Primer sets were designed to obtain six adjacent DNA fragments (clone 1 -- clone 6) that cover full-length DmCa\textsubscript{v}3 CDS.
Primer design was based on Flybase gene annotation.
Hind III and Xba I were inserted at 5' of clone 1 and 3' of clone 6, respectively.
Primer sets used : clone 1 (5'-CGAGATAAGCTTAAAATGCTGCCACAGCCA-3' and 5'-GCATCAGACTACATCGCTGTC-3'), clone 2 (5'-CTGGACACGCTGCCCATGCTG-3' and 5'-TTCCAGCTCCTCCACTTGCAC-3'), clone 3 (5'-CAACGGTGGCTCCAACAGTCG-3' and 5'-CCACTGGCGGAAGCTCATGCC-3'), clone 4 (5'-GCCACGCCTCTCCAAGATCCG-3' and 5'-GACGATAAGAGCGTTTGCACG-3'), clone 5 (5'-TCTGAAACTAGTCGTGCAAAC-3' and 5'-TGGAAGTACTGGACGGTCTGC-3') and clone 6 (5'-AATCCCAGCCTGACCAGCTCG-3' and 5'-TCTAGATTAGTCCATGGAGGATTGGGGTGA-3').

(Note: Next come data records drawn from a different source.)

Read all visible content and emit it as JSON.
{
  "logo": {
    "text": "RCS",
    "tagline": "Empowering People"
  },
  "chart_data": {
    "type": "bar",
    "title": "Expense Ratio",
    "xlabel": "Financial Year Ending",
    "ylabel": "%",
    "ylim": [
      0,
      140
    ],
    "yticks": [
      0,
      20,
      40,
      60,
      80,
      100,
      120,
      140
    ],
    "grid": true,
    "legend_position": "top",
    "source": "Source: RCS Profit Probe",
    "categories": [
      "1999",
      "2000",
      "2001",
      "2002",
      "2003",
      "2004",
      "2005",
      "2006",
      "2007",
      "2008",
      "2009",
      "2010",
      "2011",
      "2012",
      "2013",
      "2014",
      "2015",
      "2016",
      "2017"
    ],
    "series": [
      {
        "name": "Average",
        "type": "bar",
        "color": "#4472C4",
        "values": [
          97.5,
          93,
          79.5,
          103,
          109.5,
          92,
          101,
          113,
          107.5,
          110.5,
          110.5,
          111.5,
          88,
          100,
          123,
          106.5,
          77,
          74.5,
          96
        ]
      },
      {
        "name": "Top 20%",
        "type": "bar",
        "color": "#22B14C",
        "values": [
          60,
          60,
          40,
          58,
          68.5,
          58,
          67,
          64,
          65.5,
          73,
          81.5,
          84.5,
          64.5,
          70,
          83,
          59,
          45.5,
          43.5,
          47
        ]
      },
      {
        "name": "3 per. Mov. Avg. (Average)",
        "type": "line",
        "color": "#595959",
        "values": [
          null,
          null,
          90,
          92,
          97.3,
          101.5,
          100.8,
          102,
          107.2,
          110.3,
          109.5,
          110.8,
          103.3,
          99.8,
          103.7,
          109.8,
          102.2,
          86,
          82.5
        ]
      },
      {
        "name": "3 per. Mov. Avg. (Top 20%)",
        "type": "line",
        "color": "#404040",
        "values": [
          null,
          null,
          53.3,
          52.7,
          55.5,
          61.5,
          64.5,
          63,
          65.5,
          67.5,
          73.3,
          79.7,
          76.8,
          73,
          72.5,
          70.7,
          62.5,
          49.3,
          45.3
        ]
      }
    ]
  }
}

Amplified PCR fragments were sequenced and assembled into pBlueScript II KS (+) vector by restriction enzyme digestion sequentially.
Among various isoform-specific fragments of clone 2 and clone 3, RC-specific fragments were used.
Frequent A to G RNA editing sites were found in clone 3 and 5.
One RNA editing site in clone 3(5'-AGTTCAGAGC-3') was reversed to A by site-directed mutagenesis based on genomic sequence.
Due to several RNA editing sites in clone 5, genomic DNA was used as template for clone 5 instead of cDNA.
Assembled full length cDNA was cut out of the vector by digestion of HindIII and XbaI and then subcloned into pcDNA3-HE3 where 5' untranslated region of \emph{Xenopus laevis} $beta$ globin was included for better expression in \emph{Xenopus} oocytes.